コンサートのプログラムを決める時は、いつもギリギリまで悩みます。弾きたい曲は決まっていても、それが当日の雰囲気やニーズにふさわしいかどうか、なかなか判断がつかないのです。

できるだけ聞き手の要望に応えたいという気持ちもありますが、求められるがままでは、新鮮な発見をお届けできません。

私がお届けしたいイメージは、客席にいながらにして、さまざまな風景や感情をさまよい歩くような感じ。

ある程度の筋道やストーリーを軸に曲を並べていくのですが、あまり知られていない曲も勇気を出して積極的に取り入れるようにしています。

実際のところ、よく知られた曲の方が圧倒的に反応がいいのですが、本当に聞いて欲しい曲は、むしろ目立たない存在だったり、あるいは難解だと感じるかもしれません。
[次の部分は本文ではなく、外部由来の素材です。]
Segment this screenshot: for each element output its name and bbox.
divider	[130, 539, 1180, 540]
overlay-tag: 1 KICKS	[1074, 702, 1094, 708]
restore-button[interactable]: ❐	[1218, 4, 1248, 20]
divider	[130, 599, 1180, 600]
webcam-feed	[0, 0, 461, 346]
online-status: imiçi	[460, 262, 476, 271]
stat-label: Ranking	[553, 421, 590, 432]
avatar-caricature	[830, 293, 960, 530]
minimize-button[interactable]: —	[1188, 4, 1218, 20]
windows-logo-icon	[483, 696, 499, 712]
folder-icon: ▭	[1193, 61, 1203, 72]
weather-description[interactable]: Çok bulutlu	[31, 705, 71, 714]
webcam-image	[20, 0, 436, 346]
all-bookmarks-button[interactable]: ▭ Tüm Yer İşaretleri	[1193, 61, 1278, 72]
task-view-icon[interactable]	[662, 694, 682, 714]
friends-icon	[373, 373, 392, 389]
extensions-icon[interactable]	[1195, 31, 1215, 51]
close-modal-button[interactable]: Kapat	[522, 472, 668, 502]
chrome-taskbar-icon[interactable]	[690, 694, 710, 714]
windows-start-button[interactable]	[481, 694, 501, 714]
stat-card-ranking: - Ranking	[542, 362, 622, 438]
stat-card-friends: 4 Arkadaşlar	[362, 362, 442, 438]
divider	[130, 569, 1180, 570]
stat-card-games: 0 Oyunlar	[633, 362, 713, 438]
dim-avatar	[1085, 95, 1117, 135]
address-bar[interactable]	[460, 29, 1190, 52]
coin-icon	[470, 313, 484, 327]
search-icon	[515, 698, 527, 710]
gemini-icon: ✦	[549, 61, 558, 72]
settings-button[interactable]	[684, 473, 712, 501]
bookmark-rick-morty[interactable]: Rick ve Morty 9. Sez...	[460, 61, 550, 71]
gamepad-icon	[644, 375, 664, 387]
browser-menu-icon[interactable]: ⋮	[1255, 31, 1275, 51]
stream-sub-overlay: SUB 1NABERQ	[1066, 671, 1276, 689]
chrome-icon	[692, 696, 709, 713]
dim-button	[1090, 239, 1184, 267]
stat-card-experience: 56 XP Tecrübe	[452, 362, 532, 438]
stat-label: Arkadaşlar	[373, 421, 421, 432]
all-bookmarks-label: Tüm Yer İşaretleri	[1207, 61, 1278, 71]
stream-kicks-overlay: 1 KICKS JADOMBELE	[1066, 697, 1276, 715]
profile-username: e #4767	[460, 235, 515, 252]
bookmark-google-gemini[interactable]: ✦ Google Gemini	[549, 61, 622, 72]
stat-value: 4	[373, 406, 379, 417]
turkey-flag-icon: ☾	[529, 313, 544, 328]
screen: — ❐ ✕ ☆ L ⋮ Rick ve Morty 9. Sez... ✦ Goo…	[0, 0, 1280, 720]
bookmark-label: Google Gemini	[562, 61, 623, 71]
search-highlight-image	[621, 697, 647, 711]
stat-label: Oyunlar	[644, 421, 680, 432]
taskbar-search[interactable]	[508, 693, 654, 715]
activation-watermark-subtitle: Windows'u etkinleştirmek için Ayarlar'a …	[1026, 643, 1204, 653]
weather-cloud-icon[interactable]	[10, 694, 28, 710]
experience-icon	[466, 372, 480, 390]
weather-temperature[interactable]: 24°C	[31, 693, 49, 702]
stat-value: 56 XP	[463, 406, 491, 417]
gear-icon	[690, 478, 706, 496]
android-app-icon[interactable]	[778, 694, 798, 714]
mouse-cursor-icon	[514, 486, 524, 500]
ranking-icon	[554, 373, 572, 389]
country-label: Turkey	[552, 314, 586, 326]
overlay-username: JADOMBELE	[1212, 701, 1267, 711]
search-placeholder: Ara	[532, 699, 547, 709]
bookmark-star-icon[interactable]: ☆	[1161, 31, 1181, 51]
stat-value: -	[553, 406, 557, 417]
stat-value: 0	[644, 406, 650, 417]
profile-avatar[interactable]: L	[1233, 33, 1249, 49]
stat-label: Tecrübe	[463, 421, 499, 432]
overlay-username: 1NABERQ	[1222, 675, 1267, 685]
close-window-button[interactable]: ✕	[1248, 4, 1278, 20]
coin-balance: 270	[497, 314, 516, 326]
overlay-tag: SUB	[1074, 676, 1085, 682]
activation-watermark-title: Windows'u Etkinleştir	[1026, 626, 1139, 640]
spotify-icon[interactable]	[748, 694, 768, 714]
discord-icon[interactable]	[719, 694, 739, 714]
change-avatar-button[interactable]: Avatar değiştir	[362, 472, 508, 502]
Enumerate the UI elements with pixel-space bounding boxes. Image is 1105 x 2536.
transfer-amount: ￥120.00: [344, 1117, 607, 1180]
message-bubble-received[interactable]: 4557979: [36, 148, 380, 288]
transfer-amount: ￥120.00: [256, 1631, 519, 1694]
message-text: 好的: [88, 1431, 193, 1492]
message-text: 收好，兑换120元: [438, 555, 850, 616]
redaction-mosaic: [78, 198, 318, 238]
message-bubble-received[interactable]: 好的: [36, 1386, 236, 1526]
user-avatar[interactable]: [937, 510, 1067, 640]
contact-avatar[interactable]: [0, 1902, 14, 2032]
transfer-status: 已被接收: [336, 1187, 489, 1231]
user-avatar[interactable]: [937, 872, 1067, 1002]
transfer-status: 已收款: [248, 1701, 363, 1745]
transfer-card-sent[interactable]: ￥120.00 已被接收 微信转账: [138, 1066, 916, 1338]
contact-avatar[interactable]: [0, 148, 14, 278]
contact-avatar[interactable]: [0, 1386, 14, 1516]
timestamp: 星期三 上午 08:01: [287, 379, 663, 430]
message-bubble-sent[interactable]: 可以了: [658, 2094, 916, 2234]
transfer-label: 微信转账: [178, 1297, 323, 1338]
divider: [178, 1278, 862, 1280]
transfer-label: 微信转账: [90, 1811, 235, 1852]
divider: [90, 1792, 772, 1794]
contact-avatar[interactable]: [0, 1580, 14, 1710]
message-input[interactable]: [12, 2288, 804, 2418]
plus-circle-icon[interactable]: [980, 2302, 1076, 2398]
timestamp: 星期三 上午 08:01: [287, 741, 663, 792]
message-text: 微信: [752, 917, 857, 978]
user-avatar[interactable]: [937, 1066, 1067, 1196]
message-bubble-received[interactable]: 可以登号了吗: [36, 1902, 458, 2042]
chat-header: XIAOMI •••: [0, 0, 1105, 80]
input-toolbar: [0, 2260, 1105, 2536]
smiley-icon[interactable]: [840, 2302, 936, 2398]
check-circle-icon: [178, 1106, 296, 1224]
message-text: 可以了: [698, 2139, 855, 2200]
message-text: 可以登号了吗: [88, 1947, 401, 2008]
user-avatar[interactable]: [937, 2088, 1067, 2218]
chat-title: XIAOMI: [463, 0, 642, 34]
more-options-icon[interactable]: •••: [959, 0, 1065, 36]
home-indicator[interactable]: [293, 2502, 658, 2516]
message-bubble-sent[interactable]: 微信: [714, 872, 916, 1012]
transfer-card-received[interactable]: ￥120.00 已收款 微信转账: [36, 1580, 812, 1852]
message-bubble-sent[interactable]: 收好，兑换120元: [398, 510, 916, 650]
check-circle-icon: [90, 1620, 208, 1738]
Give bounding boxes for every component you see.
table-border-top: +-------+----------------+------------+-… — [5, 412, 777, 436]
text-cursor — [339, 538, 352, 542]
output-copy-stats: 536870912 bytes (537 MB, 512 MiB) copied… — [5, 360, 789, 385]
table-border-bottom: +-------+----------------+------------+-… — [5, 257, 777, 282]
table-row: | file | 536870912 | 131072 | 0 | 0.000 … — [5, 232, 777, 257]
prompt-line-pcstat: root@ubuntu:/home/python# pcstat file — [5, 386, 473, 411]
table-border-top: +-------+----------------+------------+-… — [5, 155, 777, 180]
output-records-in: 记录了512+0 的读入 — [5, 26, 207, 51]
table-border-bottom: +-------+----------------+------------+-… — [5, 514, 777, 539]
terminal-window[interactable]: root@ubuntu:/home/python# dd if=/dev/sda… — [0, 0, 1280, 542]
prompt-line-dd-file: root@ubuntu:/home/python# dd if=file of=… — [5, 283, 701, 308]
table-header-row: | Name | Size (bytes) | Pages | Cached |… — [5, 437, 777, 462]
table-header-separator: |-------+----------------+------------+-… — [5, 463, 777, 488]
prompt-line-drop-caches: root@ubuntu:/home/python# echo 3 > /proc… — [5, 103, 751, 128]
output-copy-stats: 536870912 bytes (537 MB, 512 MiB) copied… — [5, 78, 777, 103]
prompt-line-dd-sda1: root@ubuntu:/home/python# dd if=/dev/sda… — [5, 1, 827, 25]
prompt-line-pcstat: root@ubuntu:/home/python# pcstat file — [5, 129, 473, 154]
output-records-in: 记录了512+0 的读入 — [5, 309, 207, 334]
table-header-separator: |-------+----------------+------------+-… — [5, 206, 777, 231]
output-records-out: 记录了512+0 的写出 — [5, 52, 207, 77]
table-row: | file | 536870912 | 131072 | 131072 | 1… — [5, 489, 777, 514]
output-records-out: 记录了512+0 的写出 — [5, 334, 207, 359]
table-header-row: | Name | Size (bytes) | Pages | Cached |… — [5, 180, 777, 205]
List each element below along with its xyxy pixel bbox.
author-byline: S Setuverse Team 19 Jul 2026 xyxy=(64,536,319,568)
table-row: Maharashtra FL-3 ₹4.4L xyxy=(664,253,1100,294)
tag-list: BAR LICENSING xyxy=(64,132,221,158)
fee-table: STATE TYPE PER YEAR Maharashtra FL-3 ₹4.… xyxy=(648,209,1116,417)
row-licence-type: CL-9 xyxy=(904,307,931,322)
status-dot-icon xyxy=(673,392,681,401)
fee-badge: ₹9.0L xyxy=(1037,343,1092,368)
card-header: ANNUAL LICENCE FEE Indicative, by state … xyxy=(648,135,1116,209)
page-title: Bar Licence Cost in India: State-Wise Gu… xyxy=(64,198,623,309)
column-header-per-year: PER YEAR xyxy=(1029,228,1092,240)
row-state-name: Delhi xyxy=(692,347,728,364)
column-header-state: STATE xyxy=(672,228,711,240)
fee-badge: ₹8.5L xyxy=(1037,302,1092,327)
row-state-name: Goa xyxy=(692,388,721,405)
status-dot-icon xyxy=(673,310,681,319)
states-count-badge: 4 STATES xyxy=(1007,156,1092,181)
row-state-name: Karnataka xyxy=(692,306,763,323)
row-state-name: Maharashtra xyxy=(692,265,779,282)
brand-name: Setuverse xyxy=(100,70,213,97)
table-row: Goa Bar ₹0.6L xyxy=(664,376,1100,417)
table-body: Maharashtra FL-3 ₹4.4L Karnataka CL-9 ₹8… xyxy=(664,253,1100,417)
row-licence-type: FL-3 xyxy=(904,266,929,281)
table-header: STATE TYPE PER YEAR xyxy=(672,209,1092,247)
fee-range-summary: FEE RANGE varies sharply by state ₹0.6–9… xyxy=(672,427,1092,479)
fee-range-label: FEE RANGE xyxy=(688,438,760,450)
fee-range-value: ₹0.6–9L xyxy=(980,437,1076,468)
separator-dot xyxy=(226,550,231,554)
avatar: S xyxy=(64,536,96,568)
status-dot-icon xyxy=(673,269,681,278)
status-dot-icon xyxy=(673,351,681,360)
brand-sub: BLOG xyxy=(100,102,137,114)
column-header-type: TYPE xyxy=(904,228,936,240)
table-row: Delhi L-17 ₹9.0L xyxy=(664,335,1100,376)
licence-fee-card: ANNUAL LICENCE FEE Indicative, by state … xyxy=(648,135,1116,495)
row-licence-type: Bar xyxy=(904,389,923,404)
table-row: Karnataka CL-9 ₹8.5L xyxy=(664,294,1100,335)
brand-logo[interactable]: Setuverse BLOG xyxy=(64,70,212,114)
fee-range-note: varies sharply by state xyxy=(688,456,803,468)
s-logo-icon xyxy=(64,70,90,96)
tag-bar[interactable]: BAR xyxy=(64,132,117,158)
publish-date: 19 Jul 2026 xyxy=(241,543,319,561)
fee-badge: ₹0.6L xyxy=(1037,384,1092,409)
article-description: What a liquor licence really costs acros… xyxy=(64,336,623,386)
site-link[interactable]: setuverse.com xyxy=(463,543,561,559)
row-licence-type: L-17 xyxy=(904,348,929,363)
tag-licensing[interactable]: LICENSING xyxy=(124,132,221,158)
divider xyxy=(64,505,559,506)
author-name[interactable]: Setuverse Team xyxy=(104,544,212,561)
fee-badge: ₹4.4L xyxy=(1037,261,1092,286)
でも、私のコンサートがきっかけでその曲を知り、後に大好きな曲になったと言ってもらえるのは、とても嬉しいことです。

街歩きに例えれば、ちょっと裏道を冒険して、新しい風景を発見するような感じでしょうか。多くの人に人気のある曲を愉しむばかりでなく、あなただけのお気に入りを見つけてもらえれば幸せです。